El primer ministro británico frena las peticiones de desconfinamiento, mientras el Reino Unido sufre los peores estragos de la enfermedad

Rafa de Miguel
Boris Johnson observa los dibujos enviados por los niños durante su estancia en un hospital a causa del coronavirus.
Boris Johnson observa los dibujos enviados por los niños durante su estancia en un hospital a causa del coronavirus.ANDREW PARSONS (EPA/EFE/ DOWNING STREET)

“Háblame, musa, de aquel varón ingenioso que anduvo errante largo tiempo...” Boris Johnson (55 años), es capaz de declamar en griego clásico, apoyado por su prodigiosa memoria, los hexámetros iniciales de la Odisea de Homero. El héroe Ulises ha sido la inspiración de un político que no dudó en torcer la realidad para lograr su particular victoria en Troya, la conquista del Brexit.

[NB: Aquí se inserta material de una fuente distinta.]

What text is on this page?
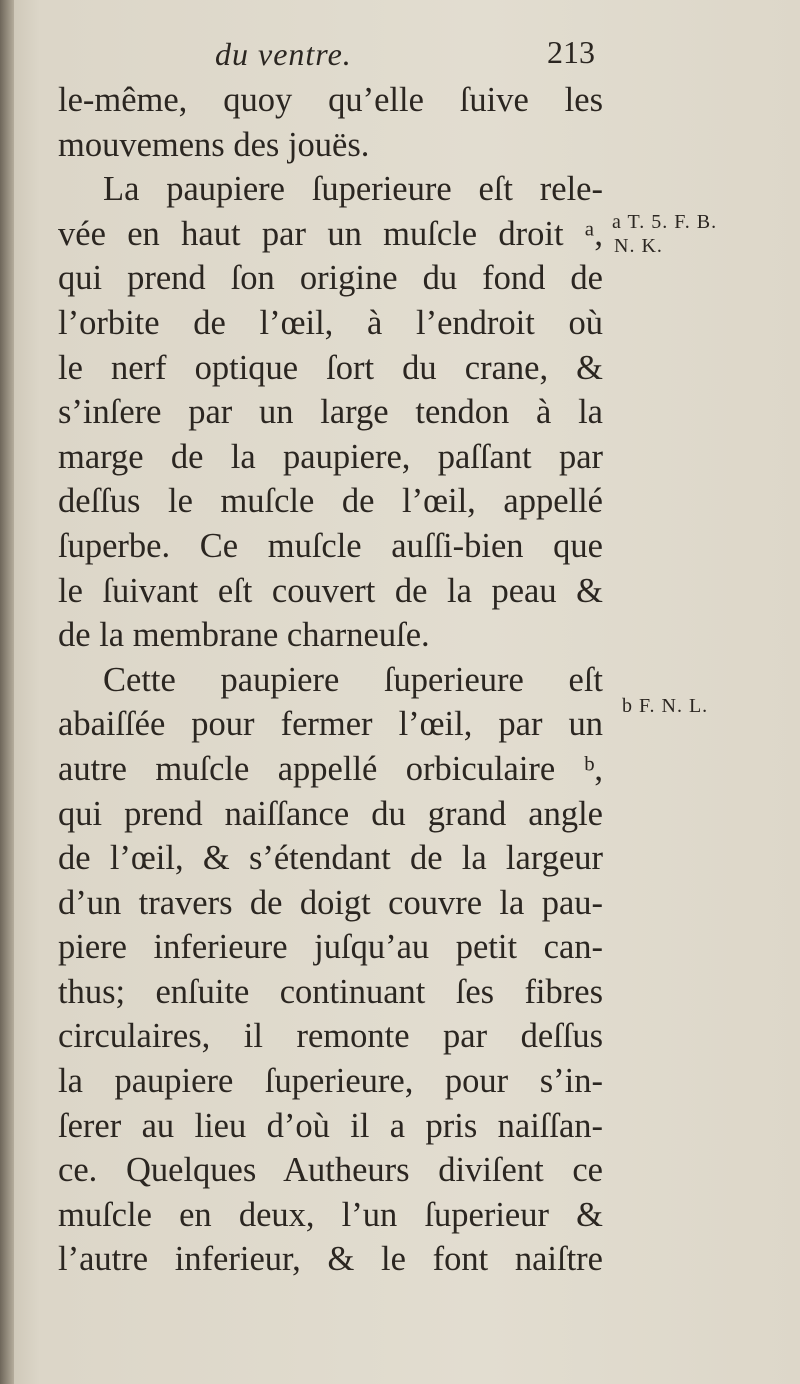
du ventre.	213
le-même, quoy qu’elle ſuive les
mouvemens des jouës.
La paupiere ſuperieure eſt rele-
vée en haut par un muſcle droit ᵃ,
qui prend ſon origine du fond de
l’orbite de l’œil, à l’endroit où
le nerf optique ſort du crane, &
s’inſere par un large tendon à la
marge de la paupiere, paſſant par
deſſus le muſcle de l’œil, appellé
ſuperbe. Ce muſcle auſſi-bien que
le ſuivant eſt couvert de la peau &
de la membrane charneuſe.
Cette paupiere ſuperieure eſt
abaiſſée pour fermer l’œil, par un
autre muſcle appellé orbiculaire ᵇ,
qui prend naiſſance du grand angle
de l’œil, & s’étendant de la largeur
d’un travers de doigt couvre la pau-
piere inferieure juſqu’au petit can-
thus; enſuite continuant ſes fibres
circulaires, il remonte par deſſus
la paupiere ſuperieure, pour s’in-
ſerer au lieu d’où il a pris naiſſan-
ce. Quelques Autheurs diviſent ce
muſcle en deux, l’un ſuperieur &
l’autre inferieur, & le font naiſtre
a T. 5. F. B.
N. K.
b F. N. L.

Como explicaba a EL PAÍS Paul Goodman, director del portal ConservativeHome y excompañero de redacción del primer ministro británico, en su pasado como periodista incendiario, “se ve a sí mismo como un dios clásico, por encima de las obligaciones terrenales impuestas al resto de los mortales”.

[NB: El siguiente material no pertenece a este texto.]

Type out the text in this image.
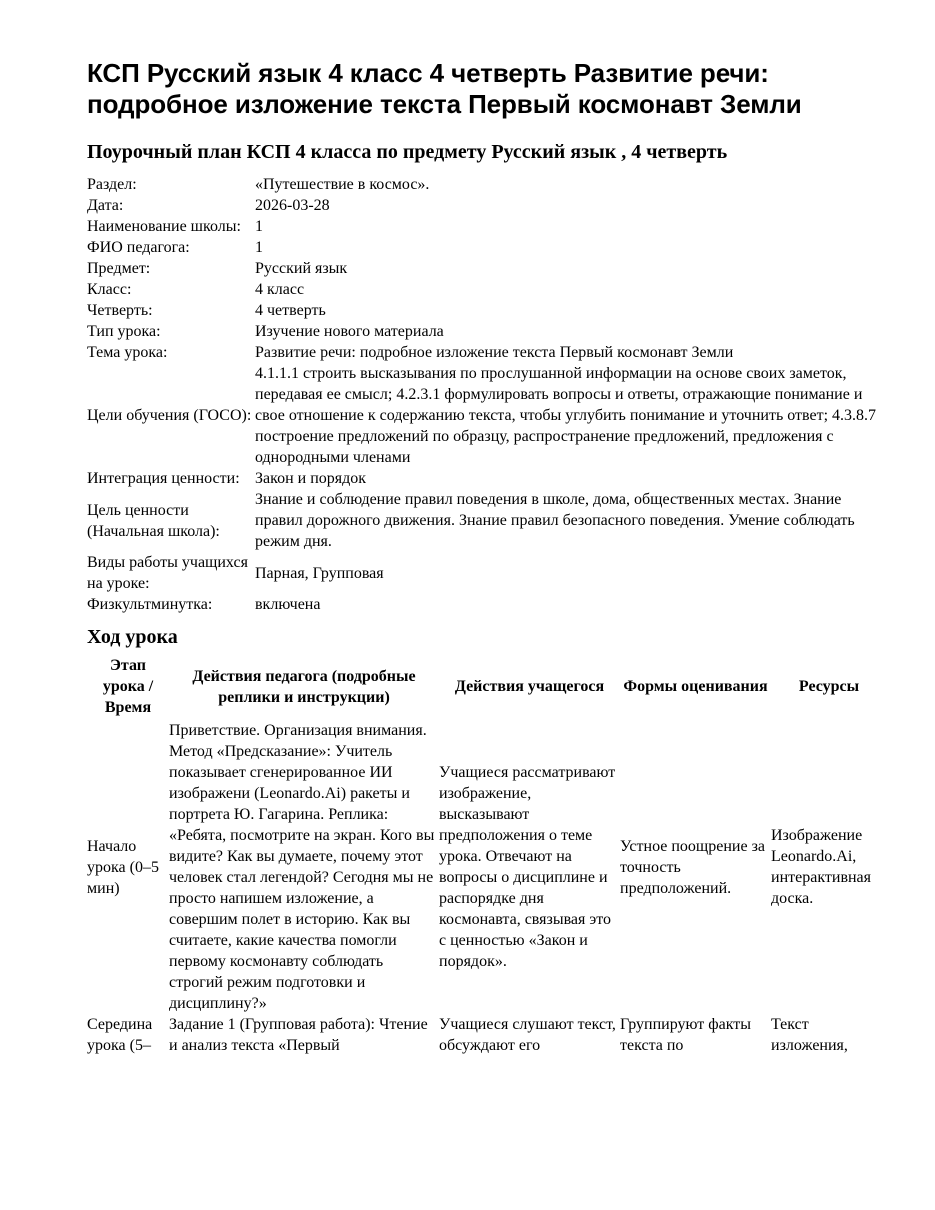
КСП Русский язык 4 класс 4 четверть Развитие речи: подробное изложение текста Первый космонавт Земли
Поурочный план КСП 4 класса по предмету Русский язык , 4 четверть
Раздел:	«Путешествие в космос».
Дата:	2026-03-28
Наименование школы:	1
ФИО педагога:	1
Предмет:	Русский язык
Класс:	4 класс
Четверть:	4 четверть
Тип урока:	Изучение нового материала
Тема урока:	Развитие речи: подробное изложение текста Первый космонавт Земли
Цели обучения (ГОСО):	4.1.1.1 строить высказывания по прослушанной информации на основе своих заметок, передавая ее смысл; 4.2.3.1 формулировать вопросы и ответы, отражающие понимание и свое отношение к содержанию текста, чтобы углубить понимание и уточнить ответ; 4.3.8.7 построение предложений по образцу, распространение предложений, предложения с однородными членами
Интеграция ценности:	Закон и порядок
Цель ценности (Начальная школа):	Знание и соблюдение правил поведения в школе, дома, общественных местах. Знание правил дорожного движения. Знание правил безопасного поведения. Умение соблюдать режим дня.
Виды работы учащихся на уроке:	Парная, Групповая
Физкультминутка:	включена
Ход урока
Этап урока / Время	Действия педагога (подробные реплики и инструкции)	Действия учащегося	Формы оценивания	Ресурсы
Начало урока (0–5 мин)	Приветствие. Организация внимания. Метод «Предсказание»: Учитель показывает сгенерированное ИИ изображени (Leonardo.Ai) ракеты и портрета Ю. Гагарина. Реплика: «Ребята, посмотрите на экран. Кого вы видите? Как вы думаете, почему этот человек стал легендой? Сегодня мы не просто напишем изложение, а совершим полет в историю. Как вы считаете, какие качества помогли первому космонавту соблюдать строгий режим подготовки и дисциплину?»	Учащиеся рассматривают изображение, высказывают предположения о теме урока. Отвечают на вопросы о дисциплине и распорядке дня космонавта, связывая это с ценностью «Закон и порядок».	Устное поощрение за точность предположений.	Изображение Leonardo.Ai, интерактивная доска.
Середина урока (5–	Задание 1 (Групповая работа): Чтение и анализ текста «Первый	Учащиеся слушают текст, обсуждают его	Группируют факты текста по	Текст изложения,
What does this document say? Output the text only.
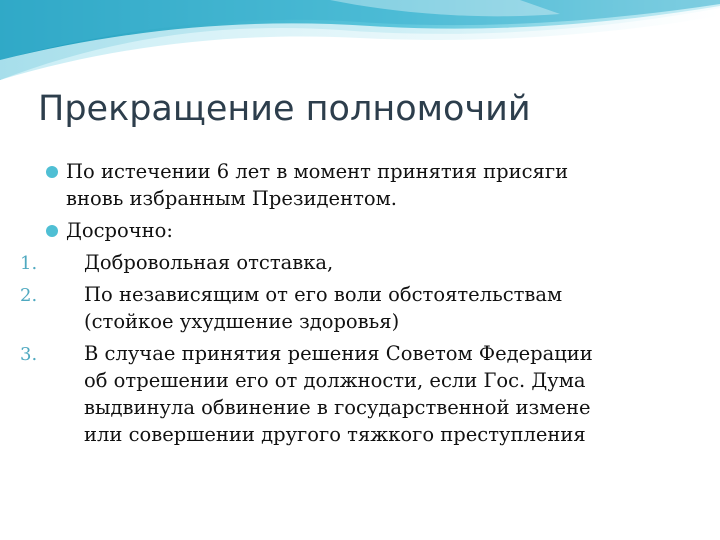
Прекращение полномочий
По истечении 6 лет в момент принятия присяги
вновь избранным Президентом.
Досрочно:
1. Добровольная отставка,
2. По независящим от его воли обстоятельствам
(стойкое ухудшение здоровья)
3. В случае принятия решения Советом Федерации
об отрешении его от должности, если Гос. Дума
выдвинула обвинение в государственной измене
или совершении другого тяжкого преступления
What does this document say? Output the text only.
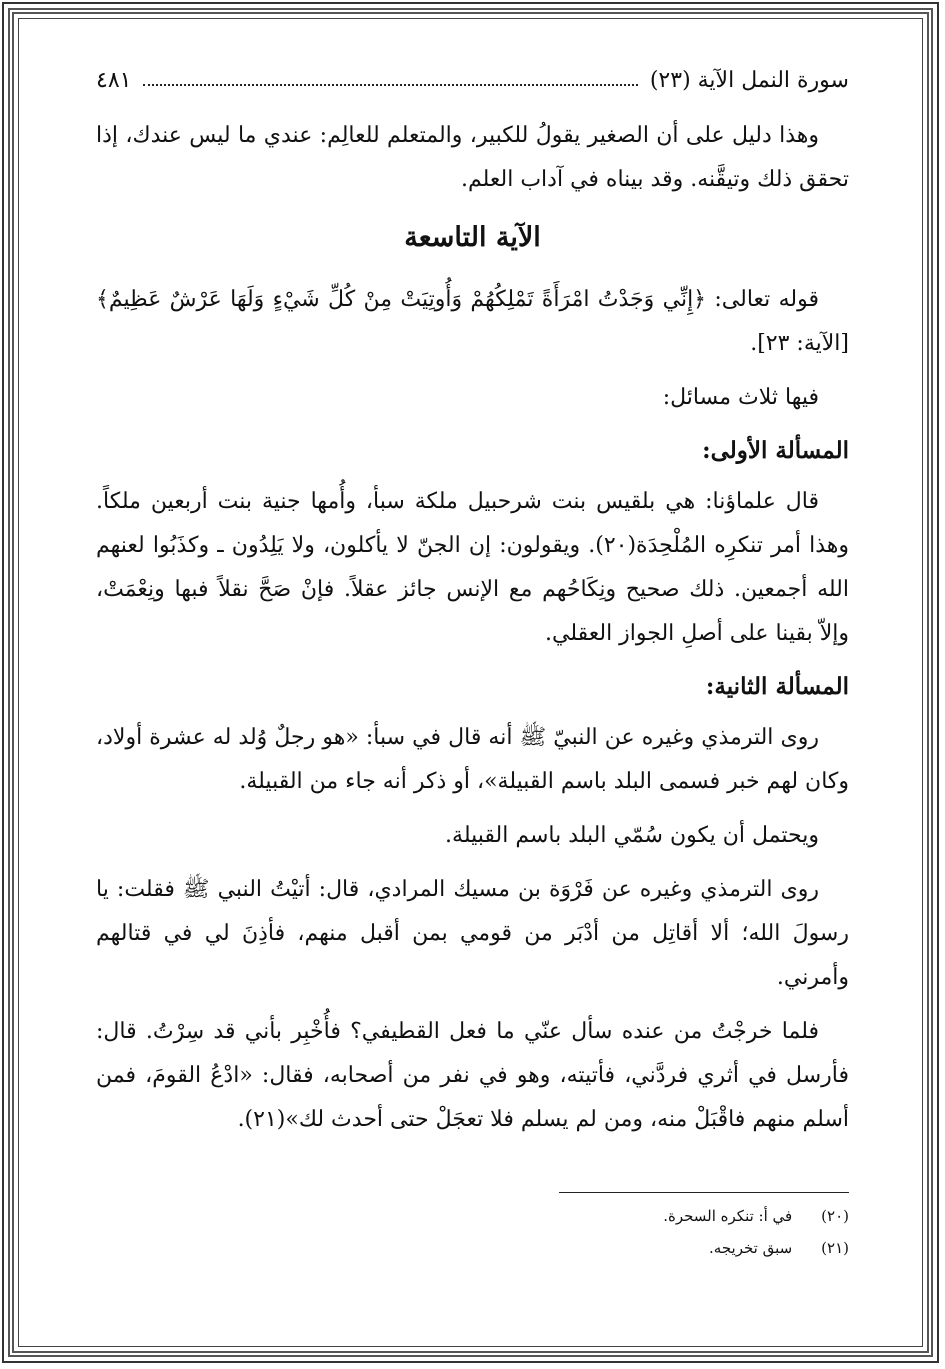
سورة النمل الآية (٢٣)
٤٨١

وهذا دليل على أن الصغير يقولُ للكبير، والمتعلم للعالِم: عندي ما ليس عندك، إذا تحقق ذلك وتيقَّنه. وقد بيناه في آداب العلم.

الآية التاسعة

قوله تعالى: ﴿إِنِّي وَجَدْتُ امْرَأَةً تَمْلِكُهُمْ وَأُوتِيَتْ مِنْ كُلِّ شَيْءٍ وَلَهَا عَرْشٌ عَظِيمٌ﴾ [الآية: ٢٣].

فيها ثلاث مسائل:

المسألة الأولى:

قال علماؤنا: هي بلقيس بنت شرحبيل ملكة سبأ، وأُمها جنية بنت أربعين ملكاً. وهذا أمر تنكرِه المُلْحِدَة(٢٠). ويقولون: إن الجنّ لا يأكلون، ولا يَلِدُون ـ وكذَبُوا لعنهم الله أجمعين. ذلك صحيح ونِكَاحُهم مع الإنس جائز عقلاً. فإنْ صَحَّ نقلاً فبها ونِعْمَتْ، وإلاّ بقينا على أصلِ الجواز العقلي.

المسألة الثانية:

روى الترمذي وغيره عن النبيّ ﷺ أنه قال في سبأ: «هو رجلٌ وُلد له عشرة أولاد، وكان لهم خبر فسمى البلد باسم القبيلة»، أو ذكر أنه جاء من القبيلة.

ويحتمل أن يكون سُمّي البلد باسم القبيلة.

روى الترمذي وغيره عن فَرْوَة بن مسيك المرادي، قال: أتيْتُ النبي ﷺ فقلت: يا رسولَ الله؛ ألا أقاتِل من أدْبَر من قومي بمن أقبل منهم، فأذِنَ لي في قتالهم وأمرني.

فلما خرجْتُ من عنده سأل عنّي ما فعل القطيفي؟ فأُخْبِر بأني قد سِرْتُ. قال: فأرسل في أثري فردَّني، فأتيته، وهو في نفر من أصحابه، فقال: «ادْعُ القومَ، فمن أسلم منهم فاقْبَلْ منه، ومن لم يسلم فلا تعجَلْ حتى أحدث لك»(٢١).

(٢٠) في أ: تنكره السحرة.
(٢١) سبق تخريجه.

Pero la pandemia del coronavirus le ha dejado claro, con el ingreso precipitado en la UCI víctima de la enfermedad, su propia cualidad de mortal. Y el regreso a Ítaca, donde le esperan su prometida Carrie Symonds (32 años) y el bebé que nació el pasado miércoles, quien llevará el nombre de Wilfred, va a tener que esperar. El Reino Unido lleva camino de ser el país europeo con más fallecidos por la covid-19 (este sábado la cifra se elevó a 28.131) y para los retos e incertidumbres que hay por delante no sirven la astucia, la osadía o la retórica, sino el rigor, la seriedad y la constancia. Precisamente las virtudes que, en las breves ocasiones en que Johnson las practica, se convierten en titular de prensa por su excepcionalidad. “Ya hemos pasado el pico de los contagios. Es como si hubiéramos atravesado un largo túnel alpino y ya empezáramos a divisar la luz del sol y la tierra de pasto”, anunciaba Johnson el pasado jueves, en su primera rueda de prensa después de tres semanas de aislamiento y convalecencia. “Bullshit (Puta mentira)”, clamó el periodista Piers Morgan, en las páginas del tabloide Daily Mail, después de ironizar con la idea de que el primer ministro había entrado “en modo Julie Andrews” (la meliflua protagonista de la película Sonrisas y Lágrimas). “Este virus no es como el Brexit. No es una ideología política que pueda ser sometida a debate, o una batalla que se pueda ganar con bufonadas, fanfarronadas o frases que imitan a [Winston] Churchill", sentenciaba el polémico pero influyente presentador de Good Morning Britain, con una agresividad excesiva incluso en quien ha hecho un arte de la provocación y la polémica.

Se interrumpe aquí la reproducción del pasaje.